Los Derechos Sexuales se refieren a la libertad de las personas para ejercer su sexualidad de manera saludable, sin ningún tipo de abuso, coerción, violencia o discriminación. La sexualidad comprende la actividad sexual, las identidades de género, la orientación sexual, el erotismo, el placer, la intimidad y la reproducción.
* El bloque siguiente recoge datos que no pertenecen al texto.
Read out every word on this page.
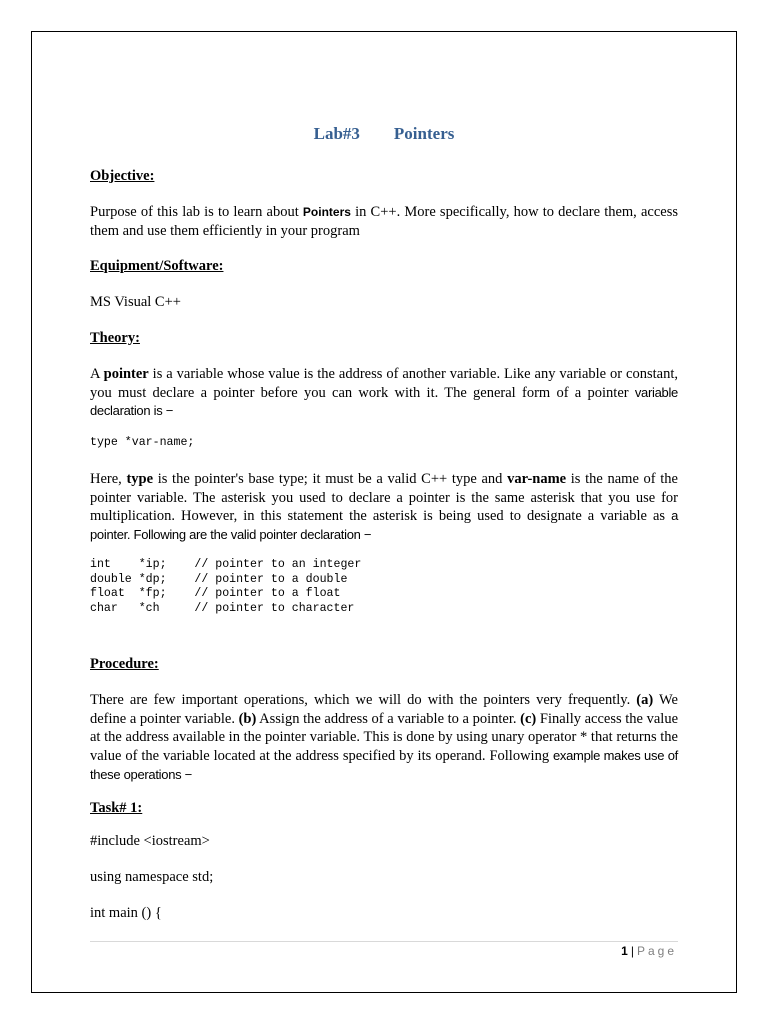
Lab#3 Pointers
Objective:
Purpose of this lab is to learn about Pointers in C++. More specifically, how to declare them, access them and use them efficiently in your program
Equipment/Software:
MS Visual C++
Theory:
A pointer is a variable whose value is the address of another variable. Like any variable or constant, you must declare a pointer before you can work with it. The general form of a pointer variable declaration is −
type *var-name;
Here, type is the pointer's base type; it must be a valid C++ type and var-name is the name of the pointer variable. The asterisk you used to declare a pointer is the same asterisk that you use for multiplication. However, in this statement the asterisk is being used to designate a variable as a pointer. Following are the valid pointer declaration −
int    *ip;    // pointer to an integer
double *dp;    // pointer to a double
float  *fp;    // pointer to a float
char   *ch     // pointer to character
Procedure:
There are few important operations, which we will do with the pointers very frequently. (a) We define a pointer variable. (b) Assign the address of a variable to a pointer. (c) Finally access the value at the address available in the pointer variable. This is done by using unary operator * that returns the value of the variable located at the address specified by its operand. Following example makes use of these operations −
Task# 1:
#include <iostream>
using namespace std;
int main () {
1 | Page
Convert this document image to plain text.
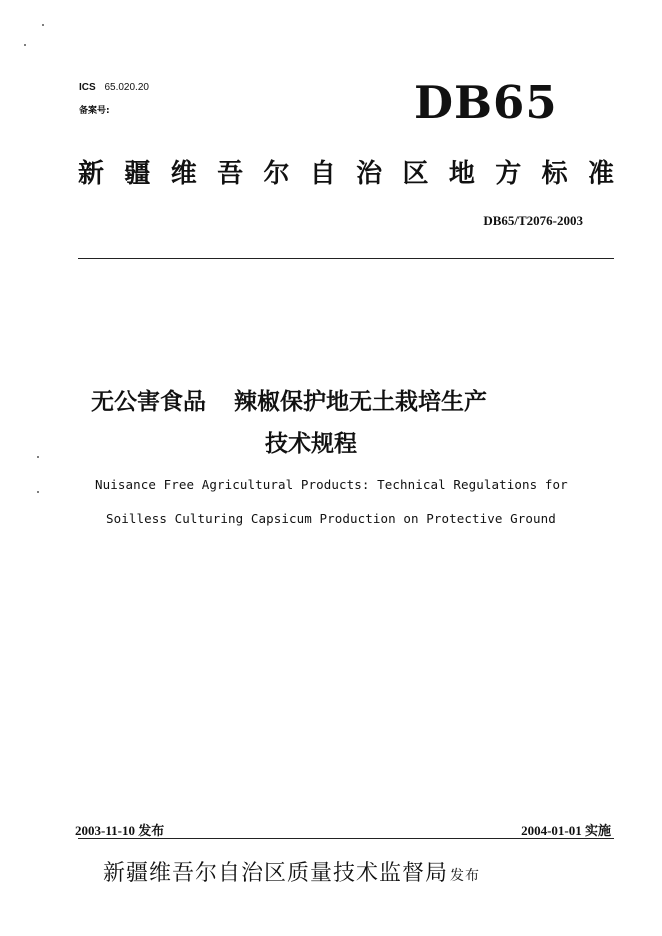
ICS 65.020.20
备案号:	DB65
新 疆 维 吾 尔 自 治 区 地 方 标 准
DB65/T2076-2003
无公害食品 辣椒保护地无土栽培生产
技术规程
Nuisance Free Agricultural Products: Technical Regulations for
Soilless Culturing Capsicum Production on Protective Ground
2003-11-10 发布	2004-01-01 实施
新疆维吾尔自治区质量技术监督局 发布
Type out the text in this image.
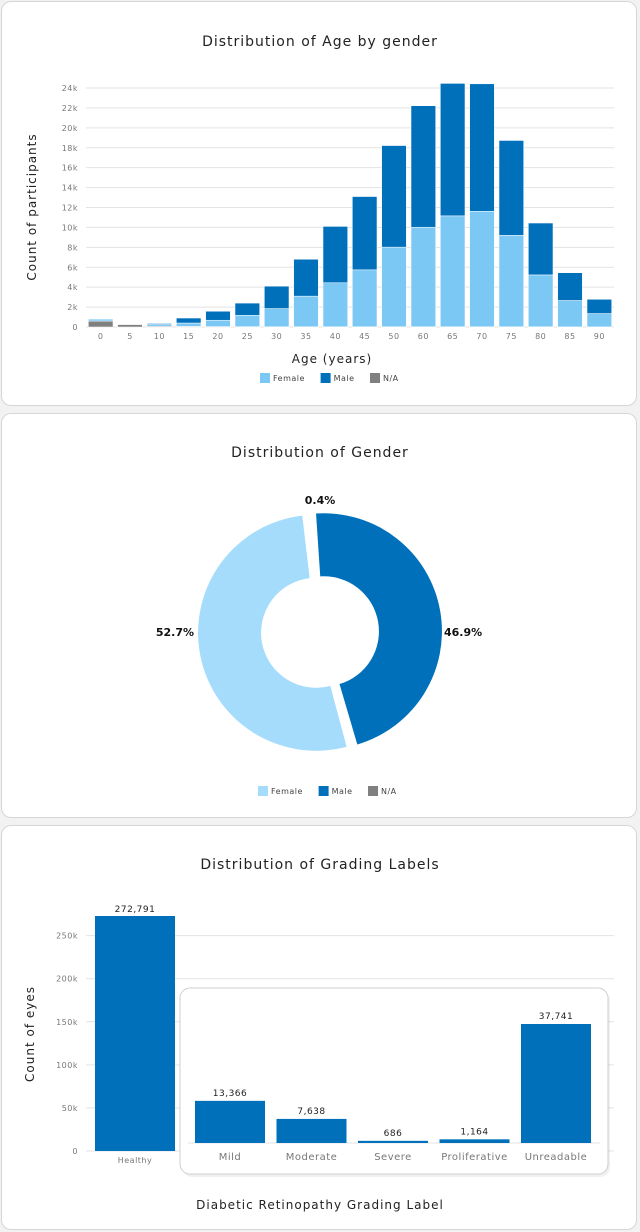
Distribution of Age by gender
0
2k
4k
6k
8k
10k
12k
14k
16k
18k
20k
22k
24k
0	5	10 15 20 25 30 35 40 45 50 60 65 70 75 80 85 90
Age (years)
Count of participants
Female	Male	N/A
Distribution of Gender
0.4%
46.9%
52.7%
Female	Male	N/A
Distribution of Grading Labels
0
50k
100k
150k
200k
250k
272,791
Healthy
13,366
Mild
7,638
Moderate
686
Severe
1,164
Proliferative
37,741
Unreadable
Diabetic Retinopathy Grading Label
Count of eyes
Se establece por la interacción de factores biológicos, psicológicos, sociales, económicos, políticos, culturales, éticos, legales, históricos, religiosos y espirituales y se experimenta y expresa a través de pensamientos, fantasías, deseos, creencias, actitudes, valores, comportamientos, prácticas y relaciones.

Los Derechos Reproductivos se refieren a la libertad de las personas para decidir si tener o no hijos, la cantidad y el espaciamiento entre ellos, el tipo de familia que se quiere formar, acceder a información y planificación para hacerlo, a métodos anticonceptivos y al aborto legal y seguro, así como a los servicios adecuados sobre fertilización asistida y servicios de salud pre y post embarazo.

¿Cuáles son?

De acuerdo con la Federación Internacional de Planificación Familiar (IPPF por sus siglas en inglés) los derechos sexuales y reproductivos se pueden articular de la siguiente manera:

  1. Derecho a la igualdad, a una protección legal igualitaria y a vivir libres de toda forma de discriminación basada en el sexo, la sexualidad o el género.
  2. Derecho de todas las personas a la participación, sin importar su sexo, sexualidad o género.
  3. Derecho a la vida, libertad, seguridad de la persona e integridad corporal.
  4. Derecho a la privacidad.
  5. Derecho a la autonomía personal y el reconocimiento ante la ley.
  6. Derecho a la libertad de pensamiento, opinión y expresión; derecho a la asociación.
  7. Derecho a la salud y a los beneficios del avance científico.
  8. Derecho a la educación e información.
  9. Derecho a elegir si casarse o no y a formar y planificar una familia, así como a decidir si tener o no hijos y cómo y cuándo tenerlos.
  10. Derecho a la rendición de cuentas y reparación de daños.

 

Para que estos derechos se hagan realidad, es necesario que hospitales y centros de salud garanticen a las y los adolescentes:

  • Recibir información en un lenguaje sencillo y claro.
  • Ser escuchadas/os en un ambiente de confianza, respeto y apoyo.
  • Acceder a la atención en lugares apropiados y cómodos que permitan la privacidad.
  • Tomar decisiones sobre sus vidas. Las personas adultas tienen la obligación de respetarlas, pero también la responsabilidad de asegurarles las condiciones para que puedan decidir y acompañarlos/as en sus decisiones, aunque no estén de acuerdo.
  • Decidir con información y en forma autónoma qué método anticonceptivo usar.
  • Acceder gratis a métodos anticonceptivos.
  • Recibir atención segura del embarazo y el parto y atención de calidad y con buen trato después de un aborto.
  • Acceder a la prevención, diagnóstico y tratamiento del VIH/Sida y otras infecciones de transmisión sexual (ITS).
  • Ir a la consulta médica sin la compañía de un adulto. A partir de los 13 años de edad las y los adolescentes pueden acceder solas/os a la consulta médica y elegir el método anticonceptivo que mejor se adapte a sus necesidades y creencias. A partir de los dieciséis años el adolescente es considerado como un adulto para las decisiones atinentes al cuidado de su propio cuerpo.

Todos los instrumentos de Derechos Humanos ratificados por el Estado Venezolano forman parte del marco legal que garantiza los derechos sexuales y reproductivos.